Shellsford Baptist Church is one of the oldest active congregations in Warren County, Tennessee.
Shellsford, located on the Collins River a short distance downstream from Buck Springs, was one of the earliest settlements in Warren County. The community got its name from the Shell family who settled here in the early 1800's near the ford of the river, hence the name Shellsford. James Shell established a grist mill at the Shellsford location, an exact date is not known. Shellsford, the old Shell mill, Buck Springs, and Shellsford Baptist Church became important in the history of early Warren County. Buck Springs, according to tradition, received its name as a result of the successful deer hunting of pioneer Jordan Sellars at the spring.
The Shellsford Baptist Church was originally known as the Buck Springs Baptist Church and was sometimes further identified by its location "on Collins River." The congregation was established in 1810 as a result of a brush arbor meeting held by Reverend William Thompson and Reverend George Stubblefield, prominent Baptist ministers of that era.
The original meeting house, built after the brush arbor meeting, was built of split logs. The church building consisted of one door, two windows and a fireplace. The first building stood until 1851 when it was replaced by a frame building. The present building was erected in 1947 and completed with the addition of a two story educational building in 1959.

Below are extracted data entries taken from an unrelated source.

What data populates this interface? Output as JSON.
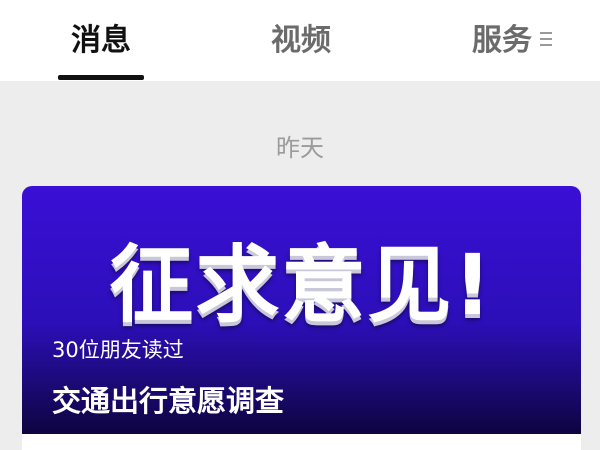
{
  "tabs": [
    {
      "label": "消息",
      "active": true
    },
    {
      "label": "视频",
      "active": false
    },
    {
      "label": "服务",
      "active": false
    }
  ],
  "more_icon": "hamburger-icon",
  "date_divider": "昨天",
  "article_card": {
    "banner_headline": "征求意见!",
    "read_count": "30位朋友读过",
    "title": "交通出行意愿调查",
    "banner_color": "#2c0fb8"
  }
}
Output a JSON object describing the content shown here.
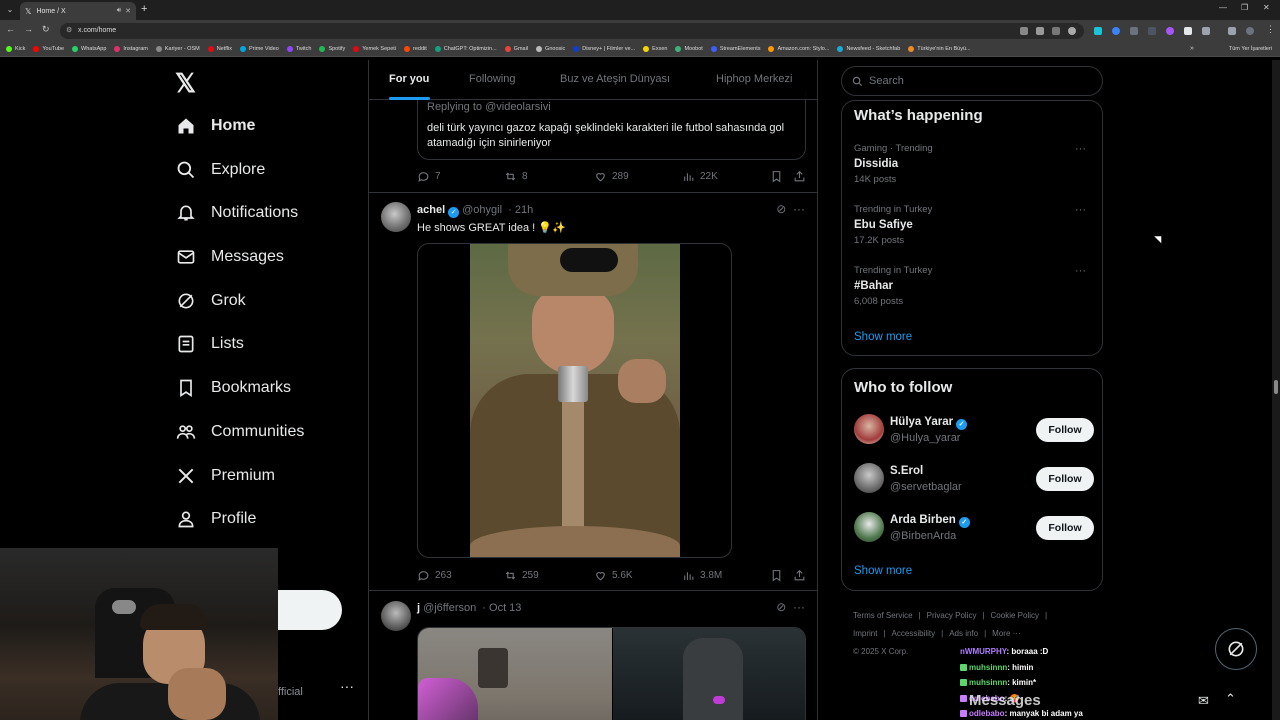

The earliest minutes preserved, dated January 13, 1855, refer to Shellsford Church as "The Baptist Church of Christ at Shellsford." Shellsford is a Missionary Baptist Church and cooperates with the Southern Baptist Convention. Pastors and congregations at Shellsford have been instrumental in the forming of other Baptist churches, which include: First Baptist Church of Campaign, First Baptist Church of Morrison, Madison Street Baptist Church, Quebeck Baptist Church, Bethel Mission, Wilson Chapel, Loggard Baptist Church, and Falls City Baptist Church.

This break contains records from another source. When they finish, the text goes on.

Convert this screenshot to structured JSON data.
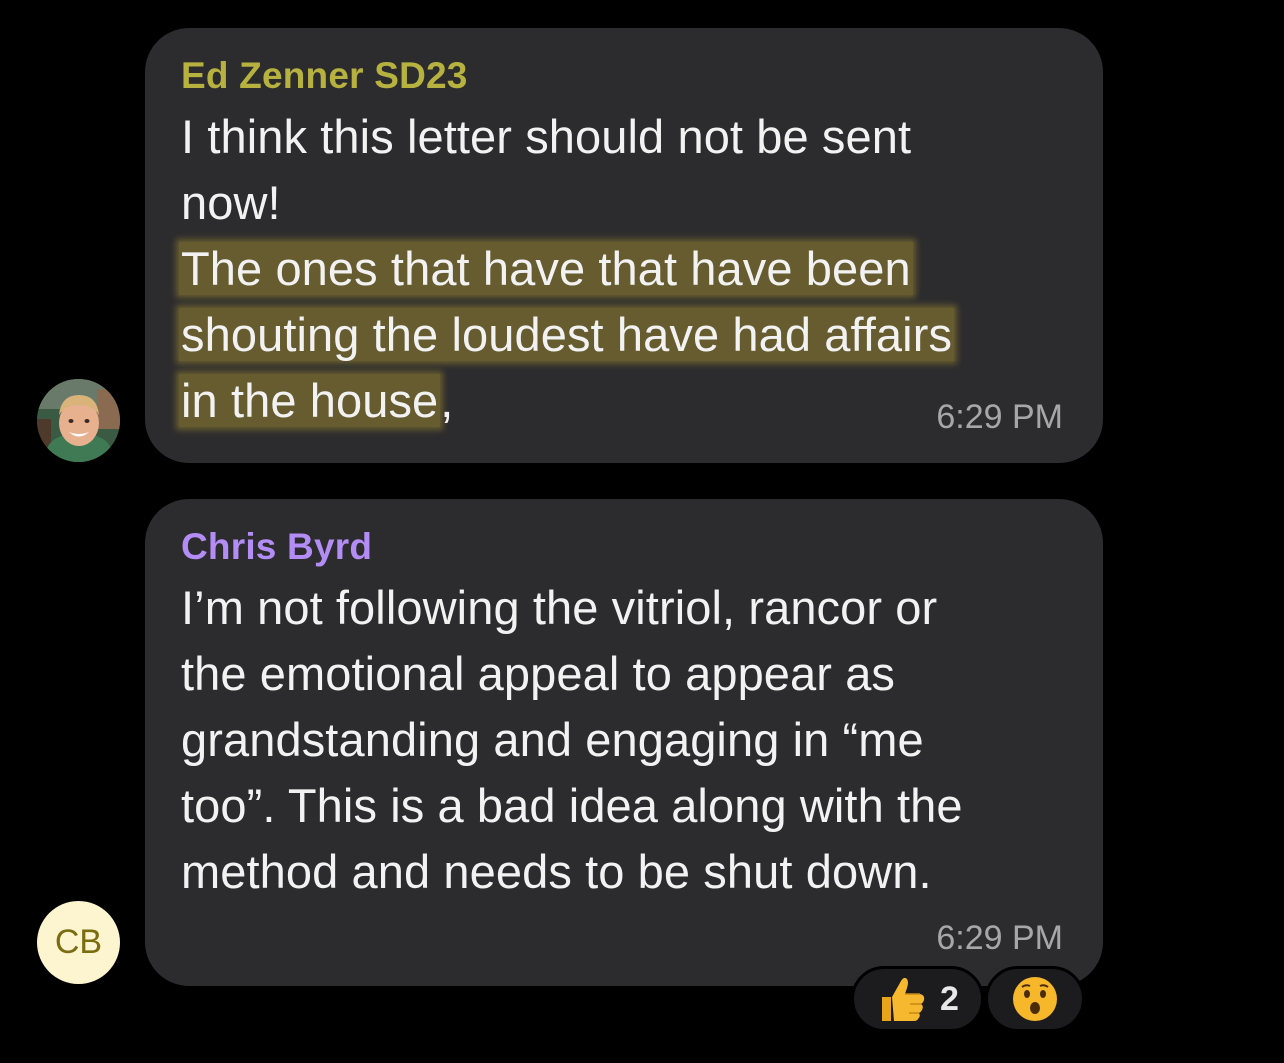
{
  "messages": [
    {
      "sender": "Ed Zenner SD23",
      "sender_color": "#b7b23f",
      "lines": [
        "I think this letter should not be sent",
        "now!"
      ],
      "highlighted_lines": [
        "The ones that have that have been",
        "shouting the loudest have had affairs",
        "in the house"
      ],
      "trailing": ",",
      "time": "6:29 PM",
      "avatar": "photo"
    },
    {
      "sender": "Chris Byrd",
      "sender_color": "#b38cf5",
      "lines": [
        "I’m not following the vitriol, rancor or",
        "the emotional appeal to appear as",
        "grandstanding and engaging in “me",
        "too”. This is a bad idea along with the",
        "method and needs to be shut down."
      ],
      "time": "6:29 PM",
      "avatar_initials": "CB",
      "reactions": [
        {
          "icon": "thumbs-up-icon",
          "count": "2"
        },
        {
          "icon": "surprised-face-icon"
        }
      ]
    }
  ],
  "colors": {
    "background": "#000000",
    "bubble": "#2c2c2e",
    "highlight": "#b9a032",
    "avatar_cb_bg": "#fdf5cf"
  }
}
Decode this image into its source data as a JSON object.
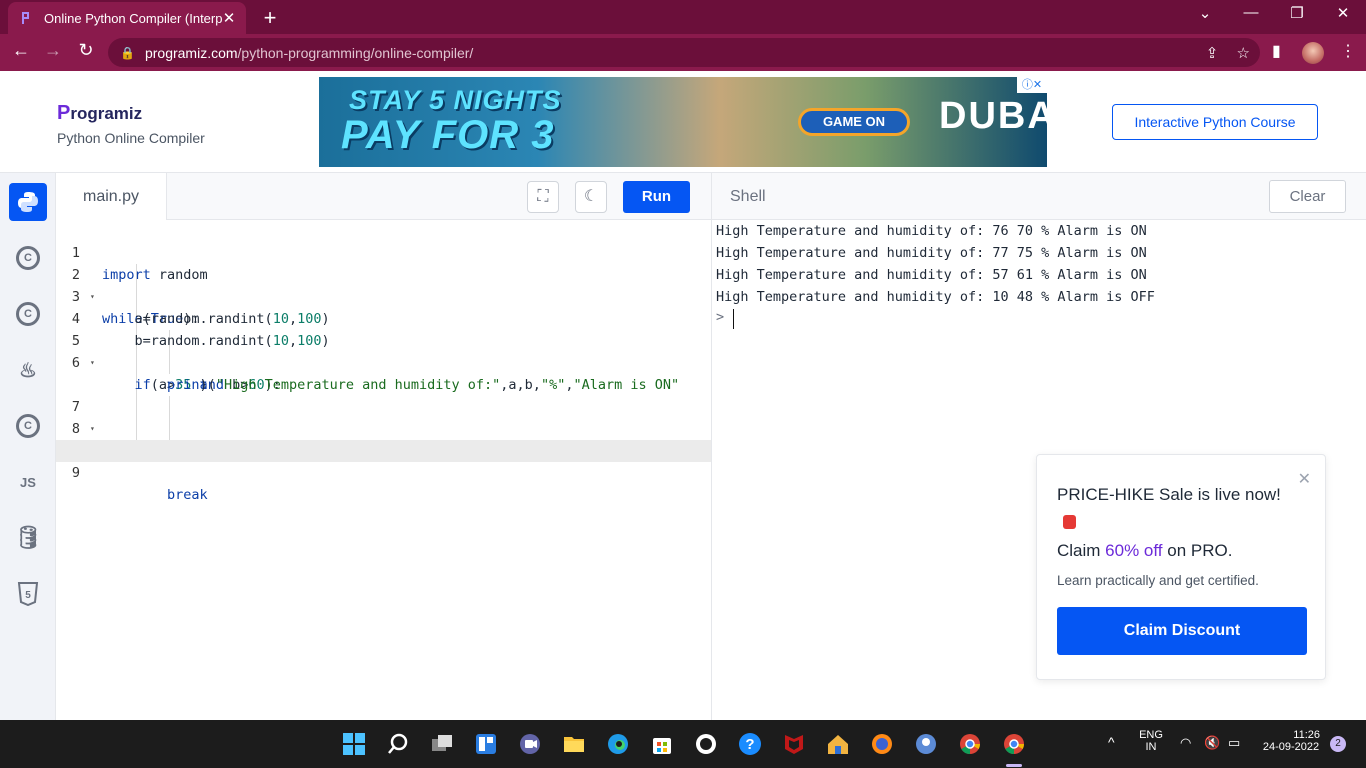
{
  "browser": {
    "tab_title": "Online Python Compiler (Interpre",
    "url_host": "programiz.com",
    "url_path": "/python-programming/online-compiler/"
  },
  "header": {
    "logo_text": "rogramiz",
    "logo_p": "P",
    "subtitle": "Python Online Compiler",
    "ad": {
      "line1": "STAY 5 NIGHTS",
      "line2": "PAY FOR 3",
      "cta": "GAME ON",
      "brand": "DUBAI"
    },
    "course_button": "Interactive Python Course"
  },
  "sidebar": {
    "items": [
      {
        "name": "python",
        "glyph": "🐍"
      },
      {
        "name": "c",
        "glyph": "C"
      },
      {
        "name": "cpp",
        "glyph": "C"
      },
      {
        "name": "java",
        "glyph": "♨"
      },
      {
        "name": "csharp",
        "glyph": "C"
      },
      {
        "name": "js",
        "glyph": "JS"
      },
      {
        "name": "sql",
        "glyph": "≡"
      },
      {
        "name": "html",
        "glyph": "5"
      }
    ]
  },
  "editor": {
    "filename": "main.py",
    "run_label": "Run",
    "line_numbers": [
      "1",
      "2",
      "3",
      "4",
      "5",
      "6",
      "",
      "7",
      "8",
      "",
      "9"
    ]
  },
  "shell": {
    "title": "Shell",
    "clear_label": "Clear",
    "output": [
      "High Temperature and humidity of: 76 70 % Alarm is ON",
      "High Temperature and humidity of: 77 75 % Alarm is ON",
      "High Temperature and humidity of: 57 61 % Alarm is ON",
      "High Temperature and humidity of: 10 48 % Alarm is OFF"
    ],
    "prompt": ">"
  },
  "promo": {
    "line1": "PRICE-HIKE Sale is live now!",
    "claim_prefix": "Claim ",
    "claim_highlight": "60% off",
    "claim_suffix": " on PRO.",
    "sub": "Learn practically and get certified.",
    "button": "Claim Discount"
  },
  "taskbar": {
    "lang": "ENG",
    "region": "IN",
    "time": "11:26",
    "date": "24-09-2022",
    "notifications": "2"
  },
  "colors": {
    "accent": "#0556f3",
    "brand_purple": "#6c2bd9",
    "browser_frame": "#8a1a4c"
  }
}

The cemetery at Shellsford Church contains more than seven hundred graves. Many Pioneers and many who have served our country through the years are buried here. According to tradition, the cemetery was an early burial ground for the Indians who had camps on both sides of the river before White settlers arrived in this area. Years later, in 1838, a party from the Cherokee Nation camped at Shellsford. This Cherokee party was part of the "Trail of Tears" led by their chief, the Reverend Jesse Bushyhead. The Cherokee Indians camped at Shellsford to rest, care for their sick, and have their corn ground at the grist mill. While in camp at Shellsford, the Indians held council and the Reverend Bushyhead preached to his people. Those who died during this time were buried in the Shellsford cemetery.